At Harvard Law School, a coalition of student groups representing Asian, black, Native American and other minority students says many students have been compelled to take action because the “national tragedy” implicated a judicial system they had chosen to join by studying law. They criticize administrators for largely staying on the sidelines.
“We led rallies, held vigils, and published an oped. You were silent on this issue,” the coalition wrote in a letter issued over the weekend. “We petitioned the government, served as legal observers, created spaces of solidarity, drafted model legislation, and marched through the streets of Boston and Cambridge.”
Harvard Law School Dean Martha Minow, with Yale Law School Dean Robert Post, penned an op-ed that ran in the Boston Globe on Tuesday. In it she called for criminal justice system reforms.

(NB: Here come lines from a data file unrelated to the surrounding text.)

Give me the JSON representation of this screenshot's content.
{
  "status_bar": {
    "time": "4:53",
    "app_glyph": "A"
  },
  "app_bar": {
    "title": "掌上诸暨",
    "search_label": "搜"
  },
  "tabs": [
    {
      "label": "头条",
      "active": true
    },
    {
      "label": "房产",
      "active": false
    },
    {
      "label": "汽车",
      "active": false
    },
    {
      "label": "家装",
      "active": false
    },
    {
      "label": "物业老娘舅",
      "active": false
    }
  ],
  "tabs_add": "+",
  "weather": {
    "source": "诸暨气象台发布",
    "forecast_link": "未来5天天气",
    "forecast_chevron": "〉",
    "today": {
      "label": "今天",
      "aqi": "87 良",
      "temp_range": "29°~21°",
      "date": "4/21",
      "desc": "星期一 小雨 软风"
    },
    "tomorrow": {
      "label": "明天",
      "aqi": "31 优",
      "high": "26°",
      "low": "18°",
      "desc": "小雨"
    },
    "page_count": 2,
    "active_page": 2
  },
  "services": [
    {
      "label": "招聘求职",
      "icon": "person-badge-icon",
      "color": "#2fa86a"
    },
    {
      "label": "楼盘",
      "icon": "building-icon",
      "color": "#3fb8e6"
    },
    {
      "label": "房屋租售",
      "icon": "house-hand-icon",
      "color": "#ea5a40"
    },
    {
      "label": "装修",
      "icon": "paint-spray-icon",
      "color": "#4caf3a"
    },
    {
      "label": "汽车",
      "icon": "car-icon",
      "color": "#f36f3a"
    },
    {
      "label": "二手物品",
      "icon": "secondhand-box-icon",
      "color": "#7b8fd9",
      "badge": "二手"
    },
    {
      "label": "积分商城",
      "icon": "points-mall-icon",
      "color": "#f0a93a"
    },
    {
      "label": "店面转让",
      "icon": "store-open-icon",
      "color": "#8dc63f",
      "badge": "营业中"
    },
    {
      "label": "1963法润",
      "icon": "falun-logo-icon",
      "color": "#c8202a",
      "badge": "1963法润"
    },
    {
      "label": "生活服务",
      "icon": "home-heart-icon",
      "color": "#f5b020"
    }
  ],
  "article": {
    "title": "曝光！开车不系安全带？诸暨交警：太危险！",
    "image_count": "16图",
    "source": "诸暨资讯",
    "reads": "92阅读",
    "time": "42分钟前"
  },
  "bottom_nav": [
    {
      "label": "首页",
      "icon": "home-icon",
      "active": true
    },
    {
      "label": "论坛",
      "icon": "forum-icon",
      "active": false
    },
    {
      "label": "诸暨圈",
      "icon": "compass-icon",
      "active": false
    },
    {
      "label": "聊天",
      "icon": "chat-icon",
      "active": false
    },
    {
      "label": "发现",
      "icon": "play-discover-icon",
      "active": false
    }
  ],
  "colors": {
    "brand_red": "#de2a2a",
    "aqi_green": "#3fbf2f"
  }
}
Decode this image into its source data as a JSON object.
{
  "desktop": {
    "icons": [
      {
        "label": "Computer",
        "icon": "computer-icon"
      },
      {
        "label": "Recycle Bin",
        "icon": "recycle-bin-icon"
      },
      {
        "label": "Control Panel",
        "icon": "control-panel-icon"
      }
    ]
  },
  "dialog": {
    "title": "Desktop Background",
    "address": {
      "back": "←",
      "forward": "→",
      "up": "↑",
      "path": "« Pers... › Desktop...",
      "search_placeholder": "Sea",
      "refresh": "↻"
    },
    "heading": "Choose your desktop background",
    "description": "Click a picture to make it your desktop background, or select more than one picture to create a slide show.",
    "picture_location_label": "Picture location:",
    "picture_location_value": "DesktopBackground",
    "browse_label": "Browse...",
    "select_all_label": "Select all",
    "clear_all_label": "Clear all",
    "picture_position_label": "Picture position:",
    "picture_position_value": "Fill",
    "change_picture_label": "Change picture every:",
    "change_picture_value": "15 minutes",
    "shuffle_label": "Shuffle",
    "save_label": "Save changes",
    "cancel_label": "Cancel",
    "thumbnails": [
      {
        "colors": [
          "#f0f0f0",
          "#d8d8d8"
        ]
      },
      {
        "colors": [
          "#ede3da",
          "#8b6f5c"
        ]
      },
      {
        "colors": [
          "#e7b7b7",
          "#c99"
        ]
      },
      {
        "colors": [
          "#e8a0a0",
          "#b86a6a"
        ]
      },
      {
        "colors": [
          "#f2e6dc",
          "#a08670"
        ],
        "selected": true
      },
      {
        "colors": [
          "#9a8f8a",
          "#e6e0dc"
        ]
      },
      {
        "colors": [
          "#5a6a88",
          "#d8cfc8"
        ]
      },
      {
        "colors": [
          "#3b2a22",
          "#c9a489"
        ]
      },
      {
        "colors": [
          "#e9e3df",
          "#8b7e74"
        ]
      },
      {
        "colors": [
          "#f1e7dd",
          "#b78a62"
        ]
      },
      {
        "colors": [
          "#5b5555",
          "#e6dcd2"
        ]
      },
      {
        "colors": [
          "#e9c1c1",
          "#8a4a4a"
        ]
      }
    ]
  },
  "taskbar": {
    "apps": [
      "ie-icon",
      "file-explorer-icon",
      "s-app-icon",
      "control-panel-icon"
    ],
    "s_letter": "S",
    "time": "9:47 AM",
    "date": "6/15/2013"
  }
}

Minow also is hosting a Wednesday campus discussion in which faculty and students are expected to participate.
University officials at Harvard, Georgetown and Columbia have said students can petition to have their exams rescheduled and the requests will be considered individually, a process their policies already provided.
Columbia and Harvard also are offering students special sessions with trauma counselors, mental health professionals and professors to talk about the lack of indictments in the Brown and Garner cases in the coming days.
“Our practice of individualized consideration, among other things, allows us to connect with students and provide them the support they need when they are suffering trauma severe enough to warrant deferral,” wrote Ellen Cosgrove, dean of students at Harvard Law.
Officials at the three schools did not specify how many students have sought or been granted the exam exceptions. And none of the schools has issued a general postponement of end-of-semester exams.
But the Harvard Law School coalition, on its website, notes that a campus-wide delay is not without precedent: In 1970, the faculty voted to delay all exams in response to demands by students participating in anti-war protests.
At Columbia, officials urged students to remain focused on the serious issues the cases raise.
“Focusing on routine matters such as exam schedules ... diverts attention away from the real issue that should be examined now: how to ensure a criminal justice system that protects fairness, due process, and equality,” the school said in a statement.